Our last company visit was to Slack. This was one of the nicest aesthetically designed offices in our visit to San Francisco. Located in the heart of San Francisco adjacent to the Salesforce Tower, most of us daydreamed wanting to work here just for the view of the Salesforce living roof, coffee, and snacks displayed all around every floor. We actually saw more themed lounge areas than actual office cubicles. One mezzanine floor even had been designed as a home living room with couches and a 8-seat dining table.

After our fascinating tour of the Slack office we sat with a member of the product marketing team, a recruiter, and three product managers of the company. The recruiter explained to us the hiring process, internship opportunities for MBAs, and the structure of the internship programme. Then a member of the product marketing team walked us through many features of Slack, the very app we used to plan the trek. We even got a good taste of how “Slack uses Slack.” The PMs, who themselves were MBA graduates, spoke about how their MBA helped them navigate the ambiguity and self-confidence challenges that exist in the competitive nature of the tech and business industry. We were enlightened by this quote in particular: “We only experience 0.000001% of the world, yet that shapes over 80% of our perspective and decisions. That means we will never know everything, so don’t act like you do.” These PMs largely talked about positive company culture, their own MBA experience and what it means to take initiatives in every aspect of their job to be a successful PM.

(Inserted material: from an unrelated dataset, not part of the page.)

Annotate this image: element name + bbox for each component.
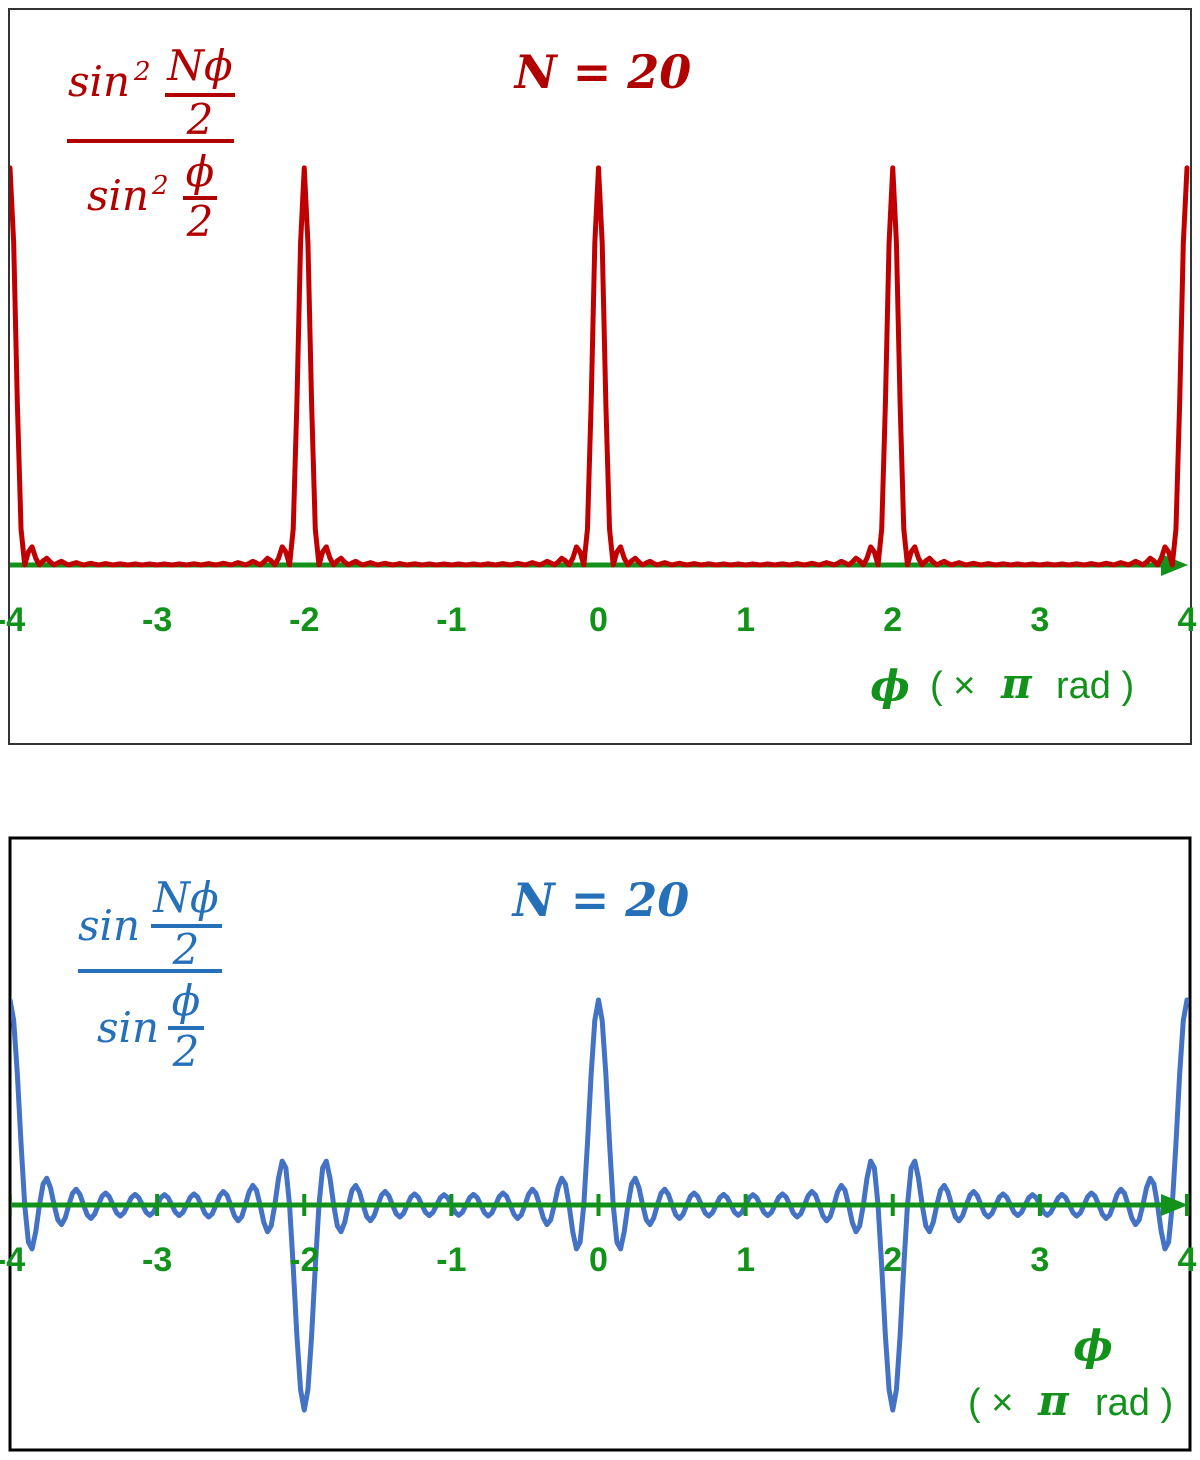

Takeaways and lessons learnt.

Most of us have stayed in the same industry in our entire careers. This trek was very enlightening because it enabled us to dive into the heart of the tech industry and its culture, to expand our own perspectives of its growth over the past several decades. It sparked a curiosity in us to continue to explore other industries and reflect on the kinds of work cultures that are right for each of us. We’re ultimately most grateful to be part of this trek because of the wonderful people we met. We had an opportunity to meet and bond with very bright incoming MBAs from Cambridge, who all embody qualities we admire. We are a diverse group with different backgrounds yet have so much in common. The time we’ve spent together highlights the transformative nature of the Cambridge MBA programme. It is easy to see how spending time with people with such unique perspectives and fluid personalities, will ultimately lead to formative change during the period of a year. Just three days together has already demonstrated the truth of this process. All in all, we’re very excited for what’s to come and the Silicon Valley trek gave us a taste of that. 

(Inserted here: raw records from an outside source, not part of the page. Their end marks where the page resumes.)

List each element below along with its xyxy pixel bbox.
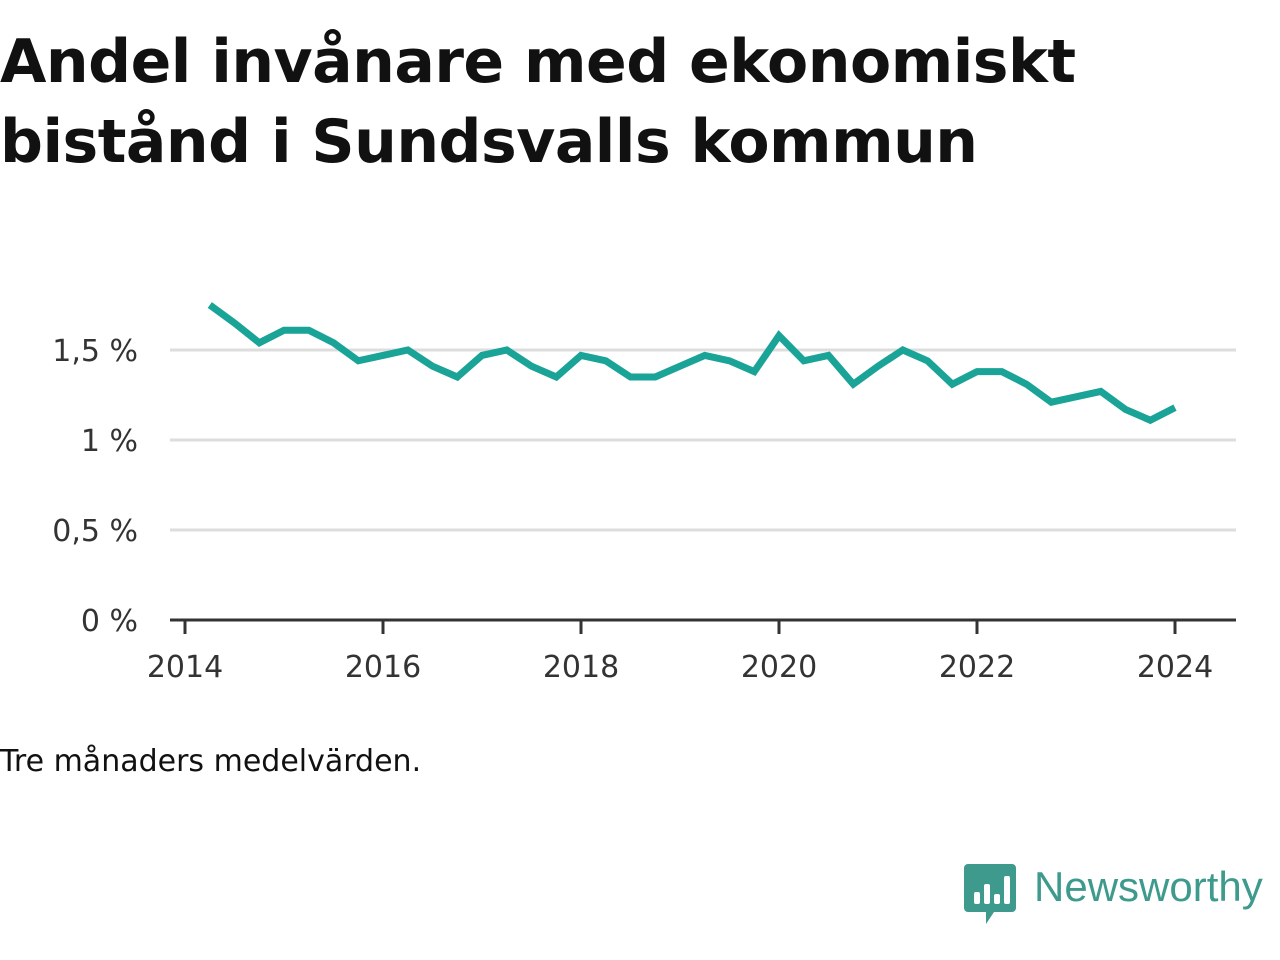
- x-tick-label: 2024: [1137, 650, 1213, 685]
- x-tick-label: 2022: [939, 650, 1015, 685]
- x-tick-label: 2018: [543, 650, 619, 685]
- brand-name: Newsworthy: [1034, 863, 1263, 910]
- line-chart: 0 % 0,5 % 1 % 1,5 % 2014 2016 2018 2020 2022 202…: [52, 302, 1236, 685]
- y-tick-label: 0,5 %: [52, 514, 138, 549]
- y-axis: 0 % 0,5 % 1 % 1,5 %: [52, 334, 138, 639]
- x-tick-label: 2020: [741, 650, 817, 685]
- series-layer: [207, 302, 1177, 425]
- y-tick-label: 1 %: [81, 424, 138, 459]
- x-axis: 2014 2016 2018 2020 2022 2024: [147, 618, 1236, 685]
- grid-lines: [170, 348, 1236, 532]
- x-tick-label: 2014: [147, 650, 223, 685]
- y-tick-label: 0 %: [81, 604, 138, 639]
- chart-note: Tre månaders medelvärden.: [0, 744, 422, 779]
- newsworthy-logo-icon: [964, 864, 1016, 924]
- y-tick-label: 1,5 %: [52, 334, 138, 369]
- x-tick-label: 2016: [345, 650, 421, 685]
- newsworthy-logo[interactable]: Newsworthy: [964, 862, 1280, 928]
- series-line: [207, 302, 1177, 425]
- chart-title: Andel invånare med ekonomiskt bistånd i …: [0, 27, 1076, 177]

As for the lessons we learned from the organisations we visited, we are better individuals for the insightful life and career advice that the professionals we met with were so kind to offer. Although some of the advice was difficult to hear at times, it is apparent that the harshest lessons are the most transformative. This is a truth that we expect to experience in full force as we dive into the heart of the Cambridge MBA programme.

We thank all those of you who participated in this trek. Each one of us contributed in such a unique way to make this a successful learning experience. See you in school!